TL;DR: Canary Mission: digitale Pranger mit Ablasshandel. Kritik an Israel z.B. an Nwird als Hass gelistet, Ein Pranger, der Angst statt Argumente produziert und Amnestie für Entschuldigungen anbietet. McCarthyismus im Cloud-Zeitalter.
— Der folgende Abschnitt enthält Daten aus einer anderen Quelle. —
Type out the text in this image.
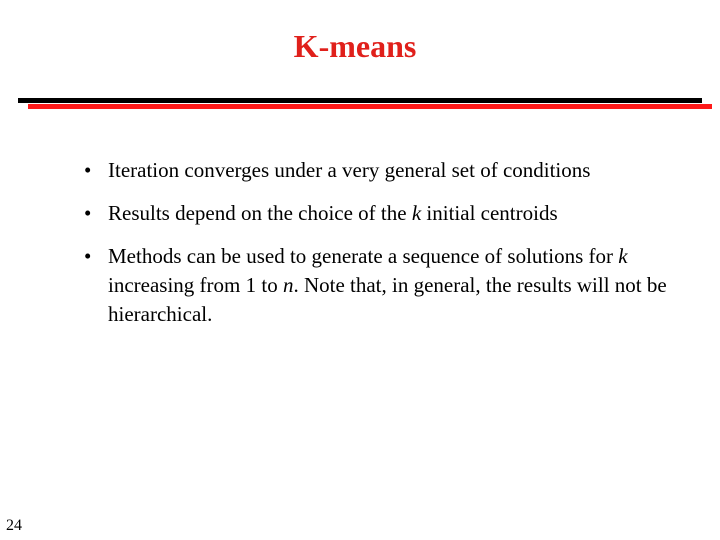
K-means
• Iteration converges under a very general set of conditions
• Results depend on the choice of the k initial centroids
• Methods can be used to generate a sequence of solutions for k increasing from 1 to n. Note that, in general, the results will not be hierarchical.
24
Die „Canary Mission“ ist das, was dabei herauskommt, wenn selbsternannte Freunde Israels glauben, sie müssten Kritik an der Besatzungspolitik mit digitaler Denunziation beantworten. Wer sich durch ihre Seite scrollt, könnte meinen, den Gebetszettel eines mittelalterlichen Ablasshändlers zu lesen, der gegen Bezahlung jeden Sünder aufnimmt, solange die Münze in der Kasse klingt 

Hier wird nicht diskutiert, hier wird registriert. Namen, Gesichter, Meinungen, Kinderfotos – jede Regung gegen die Besatzung, jeder Tweet, der nicht ins Hasbara-Liederbuch passt, landet in einem Dossier, das aussieht, als habe ein sozialpsychologischer Praktikant der McCarthy-Stiftung gerade das Internet entdeckt. Wer es betreibt, bleibt anonym, aber jeder, der dort landet, ist öffentlich. Ein feuchter Traum der Geheimdienste – gratis geliefert von Aktivisten, die sich in ihren Palästina-freien Safe Spaces gerne als Vorkämpfer der Zivilisation gerieren.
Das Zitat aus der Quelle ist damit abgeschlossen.